Novel infrared spectra of methane-containing ice mixtures, obtained using the ISEAge setup via Fourier Transform Infrared (FTIR) spectroscopy, are providing researchers with tools to more accurately interpret data from the James Webb Space Telescope (JWST). The findings, released Thursday, address a gap in laboratory data on the low-temperature phase of methane, particularly below 10 Kelvin.
The research, detailed in a status report posted to astro-ph.EP, focuses on binary mixtures of methane with water, carbon dioxide, methanol, and ammonia at both 6.7 K and 10 K. These temperatures are representative of conditions found in dark molecular clouds and around protostars in their early stages of development. Researchers found a 20% increase in band strength in the mixtures compared to commonly used values for pure methane at 10 K.

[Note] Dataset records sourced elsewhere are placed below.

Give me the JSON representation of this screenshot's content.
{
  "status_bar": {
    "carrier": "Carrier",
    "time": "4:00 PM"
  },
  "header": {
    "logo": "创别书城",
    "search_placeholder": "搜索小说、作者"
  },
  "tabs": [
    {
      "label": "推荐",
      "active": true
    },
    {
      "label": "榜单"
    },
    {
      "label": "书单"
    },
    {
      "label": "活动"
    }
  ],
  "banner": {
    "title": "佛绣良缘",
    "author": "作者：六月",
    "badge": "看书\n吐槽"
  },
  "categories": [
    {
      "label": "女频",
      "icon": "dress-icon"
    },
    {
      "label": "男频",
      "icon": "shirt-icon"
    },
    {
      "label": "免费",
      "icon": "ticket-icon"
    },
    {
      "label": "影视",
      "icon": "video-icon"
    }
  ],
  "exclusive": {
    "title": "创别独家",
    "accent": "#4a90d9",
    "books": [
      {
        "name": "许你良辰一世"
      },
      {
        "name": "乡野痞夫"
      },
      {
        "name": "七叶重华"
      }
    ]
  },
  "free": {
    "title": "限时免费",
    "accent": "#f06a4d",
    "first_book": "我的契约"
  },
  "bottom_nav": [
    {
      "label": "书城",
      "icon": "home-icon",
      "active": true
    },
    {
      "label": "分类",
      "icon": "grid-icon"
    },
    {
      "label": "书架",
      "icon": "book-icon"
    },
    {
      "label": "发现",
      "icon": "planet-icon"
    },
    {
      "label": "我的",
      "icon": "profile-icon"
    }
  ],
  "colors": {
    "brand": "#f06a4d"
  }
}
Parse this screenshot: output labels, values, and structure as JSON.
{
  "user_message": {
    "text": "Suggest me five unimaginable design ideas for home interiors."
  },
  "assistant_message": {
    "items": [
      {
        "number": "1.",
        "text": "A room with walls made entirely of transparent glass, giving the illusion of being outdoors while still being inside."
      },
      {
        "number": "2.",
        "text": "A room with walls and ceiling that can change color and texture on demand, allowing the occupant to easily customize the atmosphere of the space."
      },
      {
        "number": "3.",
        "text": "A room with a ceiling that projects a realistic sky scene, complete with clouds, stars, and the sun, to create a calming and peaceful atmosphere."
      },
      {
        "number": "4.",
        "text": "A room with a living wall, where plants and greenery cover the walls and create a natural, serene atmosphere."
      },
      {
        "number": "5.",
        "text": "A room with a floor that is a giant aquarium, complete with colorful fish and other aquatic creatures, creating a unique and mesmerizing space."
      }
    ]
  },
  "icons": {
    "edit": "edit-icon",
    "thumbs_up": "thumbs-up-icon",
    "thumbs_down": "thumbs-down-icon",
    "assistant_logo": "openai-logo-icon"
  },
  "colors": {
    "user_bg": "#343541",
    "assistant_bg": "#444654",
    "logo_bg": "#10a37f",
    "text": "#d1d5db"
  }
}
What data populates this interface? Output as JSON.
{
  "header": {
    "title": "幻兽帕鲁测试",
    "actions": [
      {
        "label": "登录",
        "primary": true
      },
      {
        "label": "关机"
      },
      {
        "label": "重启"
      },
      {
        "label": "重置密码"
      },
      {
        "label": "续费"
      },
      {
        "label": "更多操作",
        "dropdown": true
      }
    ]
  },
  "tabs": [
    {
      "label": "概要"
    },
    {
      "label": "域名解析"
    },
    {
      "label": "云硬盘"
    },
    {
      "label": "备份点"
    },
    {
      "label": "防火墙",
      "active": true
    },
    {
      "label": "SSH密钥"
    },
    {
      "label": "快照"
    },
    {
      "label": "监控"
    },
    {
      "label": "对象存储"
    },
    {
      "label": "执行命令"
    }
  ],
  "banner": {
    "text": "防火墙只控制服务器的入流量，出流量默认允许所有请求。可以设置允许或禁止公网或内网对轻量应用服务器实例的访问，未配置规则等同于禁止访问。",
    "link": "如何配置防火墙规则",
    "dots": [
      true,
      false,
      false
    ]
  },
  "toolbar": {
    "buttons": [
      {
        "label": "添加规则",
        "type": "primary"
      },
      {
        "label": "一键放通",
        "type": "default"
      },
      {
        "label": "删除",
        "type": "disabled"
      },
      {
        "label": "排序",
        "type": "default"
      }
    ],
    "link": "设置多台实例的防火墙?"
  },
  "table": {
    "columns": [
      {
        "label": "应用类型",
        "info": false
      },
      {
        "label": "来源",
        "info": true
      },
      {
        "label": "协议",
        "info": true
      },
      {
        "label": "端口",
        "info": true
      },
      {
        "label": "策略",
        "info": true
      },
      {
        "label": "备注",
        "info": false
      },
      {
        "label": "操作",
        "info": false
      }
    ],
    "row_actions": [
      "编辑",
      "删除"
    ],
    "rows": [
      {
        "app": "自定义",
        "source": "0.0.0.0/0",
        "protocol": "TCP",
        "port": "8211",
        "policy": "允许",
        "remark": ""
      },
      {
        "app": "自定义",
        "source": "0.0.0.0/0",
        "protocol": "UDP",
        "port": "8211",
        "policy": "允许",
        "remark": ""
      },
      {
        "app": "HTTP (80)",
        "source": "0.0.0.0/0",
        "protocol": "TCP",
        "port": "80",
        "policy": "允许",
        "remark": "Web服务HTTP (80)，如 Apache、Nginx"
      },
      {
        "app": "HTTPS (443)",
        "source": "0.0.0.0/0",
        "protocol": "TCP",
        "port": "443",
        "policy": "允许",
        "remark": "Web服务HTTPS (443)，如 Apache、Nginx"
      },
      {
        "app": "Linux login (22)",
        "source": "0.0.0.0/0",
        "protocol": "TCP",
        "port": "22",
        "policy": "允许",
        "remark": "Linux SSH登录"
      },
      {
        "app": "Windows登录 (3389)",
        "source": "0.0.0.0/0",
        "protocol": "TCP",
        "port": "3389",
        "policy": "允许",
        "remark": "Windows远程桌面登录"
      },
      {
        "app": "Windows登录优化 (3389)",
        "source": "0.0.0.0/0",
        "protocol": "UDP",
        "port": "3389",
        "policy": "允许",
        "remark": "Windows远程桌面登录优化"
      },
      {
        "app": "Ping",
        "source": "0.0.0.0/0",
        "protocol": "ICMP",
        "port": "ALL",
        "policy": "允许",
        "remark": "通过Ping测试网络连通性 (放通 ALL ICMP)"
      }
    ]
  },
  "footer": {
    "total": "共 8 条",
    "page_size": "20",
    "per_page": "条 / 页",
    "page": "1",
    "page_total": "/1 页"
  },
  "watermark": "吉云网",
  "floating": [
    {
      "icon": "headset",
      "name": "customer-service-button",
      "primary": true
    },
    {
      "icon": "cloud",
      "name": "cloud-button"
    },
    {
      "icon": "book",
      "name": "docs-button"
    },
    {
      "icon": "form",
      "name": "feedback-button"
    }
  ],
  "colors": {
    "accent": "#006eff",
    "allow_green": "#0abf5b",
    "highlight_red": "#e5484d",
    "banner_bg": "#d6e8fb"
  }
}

The team tested the applicability of their spectra by analyzing existing JWST data from the B335 region, probing the spatial distribution of methane within it. The data utilized the JWST MIRI-MRS spectrograph, focusing on apertures of 1.53” and 4.59”.
The work comes as JWST continues to reveal unexpected concentrations of organic molecules in various celestial environments. A separate investigation, published February 12, 2026, and led by the Center for Astrobiology (CAB), CSIC-INTA, utilizing modeling tools from the University of Oxford, detected benzene, methane, and the methyl radical in the ultra-luminous infrared galaxy IRAS 07251-0248. This galaxy’s core is heavily obscured by dust, but JWST’s infrared capabilities allowed researchers to peer through the material.
The significance of methane as a potential biosignature is also under review. Preliminary work suggests that an early Earth-like atmosphere rich in methane would be more readily detectable by JWST than the current oxygen-rich atmosphere. The new spectral data will be publicly available on Zenodo to aid in the fitting of JWST data.
Further experiments are being conducted to examine the phase transition of methane between phase II* and phase II, adding to the growing body of data available for interpreting JWST observations of interstellar and planetary environments.